Berlatsky: In your book you argue that academic articles and books should not just be free, but should be available for republication by anyone, or even available for partial reuse. What sort of reuse are you envisioning? And couldn't there be a problem with plagiarism?

Eve: The current system of fair use is being read in increasingly restricted terms. For instance, using an epigraph from another academic's work is now disallowed by some publishers.

We also cannot distribute repographically produced copies of work for teaching, even within the university, without a (paid-for) license. Likewise, we cannot re-write research articles and reproduce them on Wikipedia without extensive changes, lowering the public reach of our work. We cannot translate work into other languages, even where no commercial translation exists or will exist … The list goes on.

I don't think that plagiarism is so much of a concern. Plagiarism specifically means passing off someone else's work as your own. All of the licenses that have been suggested explicitly state that re-used work must be credited to the original author (without implying endorsement). Beyond that, we also have institutional sanctions.
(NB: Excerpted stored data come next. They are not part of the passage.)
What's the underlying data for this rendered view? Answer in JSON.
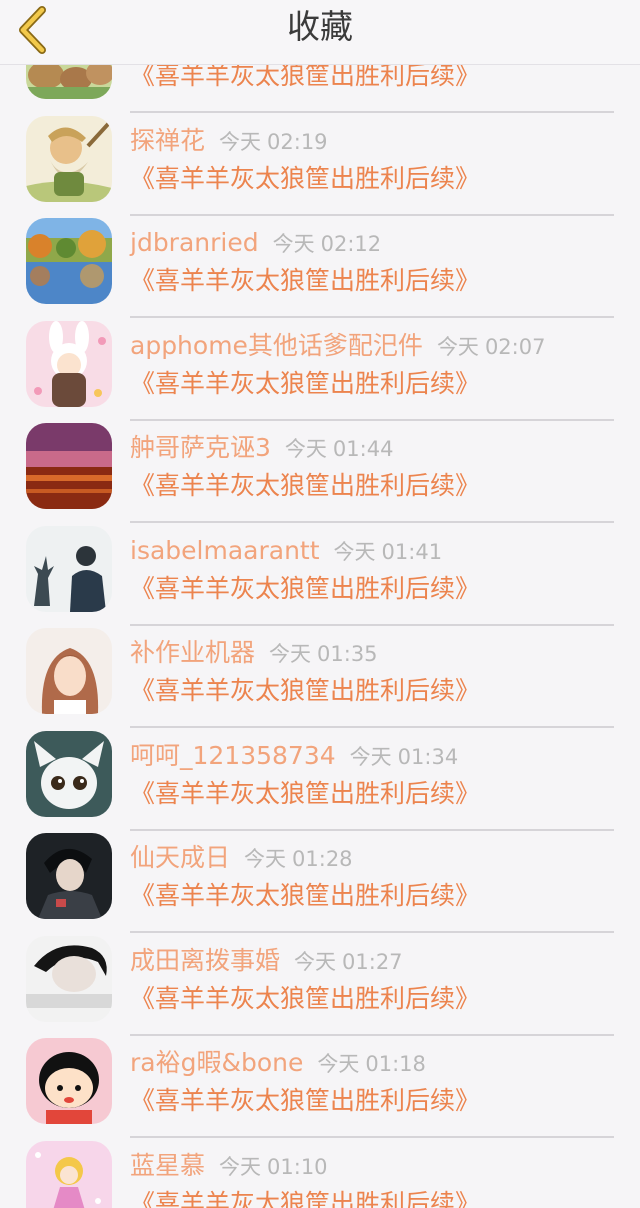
{
  "header": {
    "title": "收藏"
  },
  "items": [
    {
      "name": "",
      "day": "",
      "time": "",
      "title": "《喜羊羊灰太狼筐出胜利后续》"
    },
    {
      "name": "探禅花",
      "day": "今天",
      "time": "02:19",
      "title": "《喜羊羊灰太狼筐出胜利后续》"
    },
    {
      "name": "jdbranried",
      "day": "今天",
      "time": "02:12",
      "title": "《喜羊羊灰太狼筐出胜利后续》"
    },
    {
      "name": "apphome其他话爹配汜件",
      "day": "今天",
      "time": "02:07",
      "title": "《喜羊羊灰太狼筐出胜利后续》"
    },
    {
      "name": "舯哥萨克诬3",
      "day": "今天",
      "time": "01:44",
      "title": "《喜羊羊灰太狼筐出胜利后续》"
    },
    {
      "name": "isabelmaarantt",
      "day": "今天",
      "time": "01:41",
      "title": "《喜羊羊灰太狼筐出胜利后续》"
    },
    {
      "name": "补作业机器",
      "day": "今天",
      "time": "01:35",
      "title": "《喜羊羊灰太狼筐出胜利后续》"
    },
    {
      "name": "呵呵_121358734",
      "day": "今天",
      "time": "01:34",
      "title": "《喜羊羊灰太狼筐出胜利后续》"
    },
    {
      "name": "仙天成日",
      "day": "今天",
      "time": "01:28",
      "title": "《喜羊羊灰太狼筐出胜利后续》"
    },
    {
      "name": "成田离拨事婚",
      "day": "今天",
      "time": "01:27",
      "title": "《喜羊羊灰太狼筐出胜利后续》"
    },
    {
      "name": "ra裕g暇&bone",
      "day": "今天",
      "time": "01:18",
      "title": "《喜羊羊灰太狼筐出胜利后续》"
    },
    {
      "name": "蓝星慕",
      "day": "今天",
      "time": "01:10",
      "title": "《喜羊羊灰太狼筐出胜利后续》"
    }
  ]
}
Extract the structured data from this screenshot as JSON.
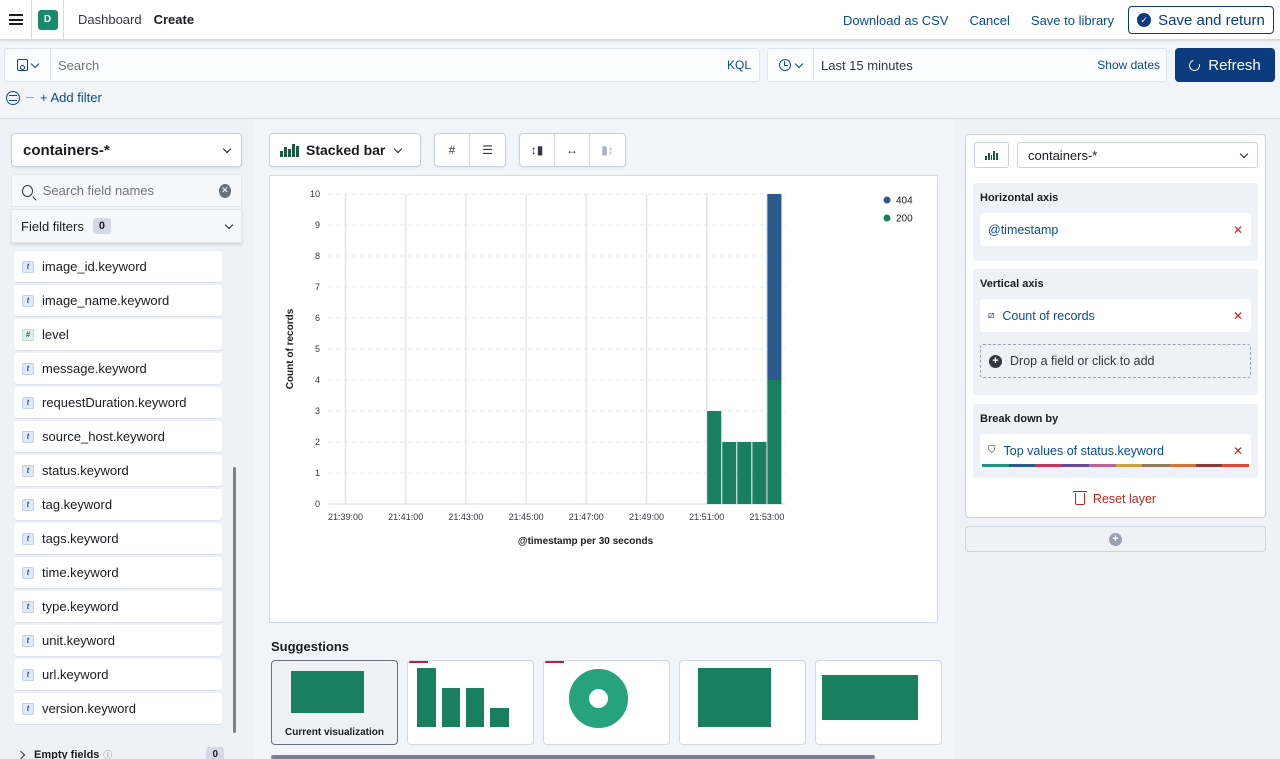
{
  "header": {
    "space_initial": "D",
    "breadcrumbs": [
      "Dashboard",
      "Create"
    ],
    "actions": {
      "download_csv": "Download as CSV",
      "cancel": "Cancel",
      "save_to_library": "Save to library",
      "save_and_return": "Save and return"
    }
  },
  "query": {
    "search_placeholder": "Search",
    "language": "KQL",
    "time_range": "Last 15 minutes",
    "show_dates": "Show dates",
    "refresh": "Refresh",
    "add_filter": "+ Add filter"
  },
  "sidebar": {
    "index_pattern": "containers-*",
    "field_search_placeholder": "Search field names",
    "field_filters_label": "Field filters",
    "field_filters_count": "0",
    "fields": [
      {
        "name": "image_id.keyword",
        "type": "t"
      },
      {
        "name": "image_name.keyword",
        "type": "t"
      },
      {
        "name": "level",
        "type": "#"
      },
      {
        "name": "message.keyword",
        "type": "t"
      },
      {
        "name": "requestDuration.keyword",
        "type": "t"
      },
      {
        "name": "source_host.keyword",
        "type": "t"
      },
      {
        "name": "status.keyword",
        "type": "t"
      },
      {
        "name": "tag.keyword",
        "type": "t"
      },
      {
        "name": "tags.keyword",
        "type": "t"
      },
      {
        "name": "time.keyword",
        "type": "t"
      },
      {
        "name": "type.keyword",
        "type": "t"
      },
      {
        "name": "unit.keyword",
        "type": "t"
      },
      {
        "name": "url.keyword",
        "type": "t"
      },
      {
        "name": "version.keyword",
        "type": "t"
      }
    ],
    "empty_fields_label": "Empty fields",
    "empty_fields_count": "0"
  },
  "workspace": {
    "vis_type": "Stacked bar",
    "suggestions_title": "Suggestions",
    "current_visualization_label": "Current visualization"
  },
  "chart_data": {
    "type": "bar",
    "stacked": true,
    "title": "",
    "xlabel": "@timestamp per 30 seconds",
    "ylabel": "Count of records",
    "ylim": [
      0,
      10
    ],
    "yticks": [
      0,
      1,
      2,
      3,
      4,
      5,
      6,
      7,
      8,
      9,
      10
    ],
    "xtick_labels": [
      "21:39:00",
      "21:41:00",
      "21:43:00",
      "21:45:00",
      "21:47:00",
      "21:49:00",
      "21:51:00",
      "21:53:00"
    ],
    "categories": [
      "21:51:00",
      "21:51:30",
      "21:52:00",
      "21:52:30",
      "21:53:00"
    ],
    "series": [
      {
        "name": "200",
        "color": "#1a7f5f",
        "values": [
          3,
          2,
          2,
          2,
          4
        ]
      },
      {
        "name": "404",
        "color": "#2a5b8f",
        "values": [
          0,
          0,
          0,
          0,
          6
        ]
      }
    ],
    "legend": {
      "position": "top-right",
      "entries": [
        "404",
        "200"
      ]
    },
    "grid": true
  },
  "config": {
    "layer_index": "containers-*",
    "horizontal_axis_label": "Horizontal axis",
    "horizontal_axis_value": "@timestamp",
    "vertical_axis_label": "Vertical axis",
    "vertical_axis_value": "Count of records",
    "drop_field_text": "Drop a field or click to add",
    "breakdown_label": "Break down by",
    "breakdown_value": "Top values of status.keyword",
    "reset_layer": "Reset layer",
    "palette": [
      "#209280",
      "#2a5b8f",
      "#c3355f",
      "#6a4a95",
      "#b8649a",
      "#c9a33c",
      "#8f7b58",
      "#d0763b",
      "#8a3b35",
      "#e0493a"
    ]
  }
}
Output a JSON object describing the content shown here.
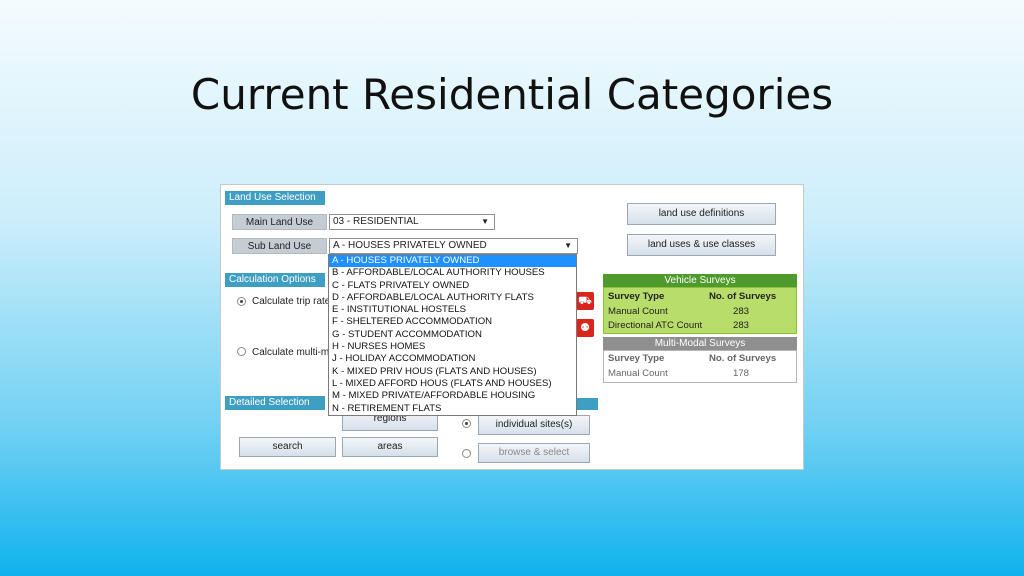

If another academic re-used my work without citing me, he or she would likely lose his or her post.

Berlatsky: One way in which academics can make their work free is by sharing their expertise through blog posts, or for that matter through Twitter. If there are barriers to making academic papers available, would informal avenues be one way for academics to get their work and ideas out? Or what are the limitations of that option?

Eve: I am very much in favor of broader dissemination through blogging and social media. It's a great way to spread the word and the conversations that ensue are usually excellent. However, it doesn't come with the reputational returns that academics usually want and is seen as an "add-on" that has to be done amid an academic's already-busy schedule. In other words: The social structures of the academy don't reward it as an activity—and that's often very hard to change.

It's also worth saying that activities such as these do not help the academy fix the
budgetary crisis of [its] libraries. To alter that, a more radical solution is needed.

Noah Berlatsky edits the online comics-and-culture website The Hooded Utilitarian and is the author of the book Wonder Woman: Bondage and Feminism in the Marston/Peter Comics, 1941-48.